Susilaningtias menjelaskan, penolakan dilakukan karena permohonan tidak memenuhi syarat sebagaimana diatur dalam Pasal 28 Undang-Undang Nomor 31 Tahun 2014 tentang Perlindungan Saksi dan Korban.
Dalam pasal tersebut, perlindungan hanya dapat diberikan jika memenuhi sejumlah kriteria, seperti pentingnya keterangan saksi, tingkat ancaman, hasil analisis tim medis atau psikolog, serta rekam jejak tindak pidana pemohon. “Semua syarat itu tidak terpenuhi,” ujarnya.
Sebelumnya, 15 anggota DPRD NTB tersebut mengajukan permohonan perlindungan fisik dan hukum. Namun, dari hasil penelusuran dan analisis LPSK di lapangan, tidak ditemukan adanya ancaman, baik verbal maupun bentuk lainnya. “Tidak ada kami temukan ancaman apa pun,” beber Susilaningtias.
Terkait permohonan perlindungan hukum, Susilaningtias menyebut status para pemohon masih sebagai saksi dalam kasus dugaan korupsi gratifikasi DPRD NTB. Selama memberikan keterangan di Kejaksaan Tinggi (Kejati) NTB, mereka tidak ada laporan balik yang diarahkan kepada mereka. “Dalam posisinya, tidak ada yang dilaporkan balik atas keterangannya,” katanya.
Berdasarkan hasil pendalaman LPSK, para pemohon memang merupakan penerima gratifikasi dalam perkara tersebut.

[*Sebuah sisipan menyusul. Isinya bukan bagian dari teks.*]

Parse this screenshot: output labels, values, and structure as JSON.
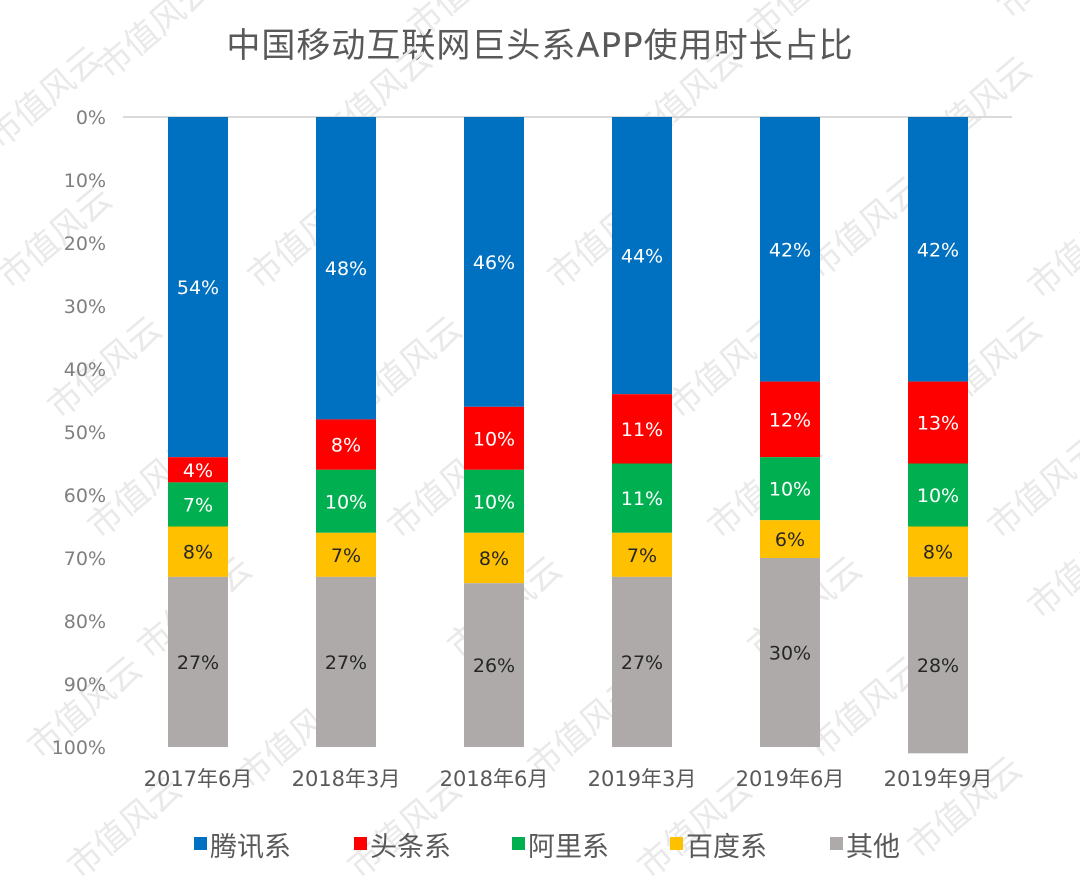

Uang yang diterima telah dikembalikan dan kini menjadi barang bukti di Kejati NTB. “Uang itu sudah dikembalikan ke Kejati NTB,” ungkapnya.
Dalam kasus ini, Kejati NTB telah menetapkan tiga tersangka, yakni Indra Jaya Usman (Partai Demokrat), M Nashib Ikroman (Partai Perindo), dan Hamdan Kasim (Partai Golkar). Ketiganya diduga berperan sebagai pemberi uang kepada anggota DPRD NTB.
Sementara itu, hingga kini Kejati NTB belum menetapkan penerima gratifikasi sebagai tersangka.
Kasus ini berkaitan dengan pengelolaan dana Pokok Pikiran (Pokir) DPRD NTB tahun anggaran 2025 yang dibahas dalam APBD Perubahan. Setiap anggota dewan disebut mengelola dana pokir sebesar Rp 2 miliar.
Namun dalam pelaksanaannya, diduga terjadi pengaturan proyek dari dana pokir tersebut. Para tersangka kemudian memberikan uang kepada anggota DPRD dengan nominal bervariasi, mulai dari Rp 100 juta hingga Rp 300 juta per orang.
Total uang gratifikasi yang telah dikembalikan oleh 15 anggota DPRD NTB tersebut mencapai lebih dari Rp 2 miliar.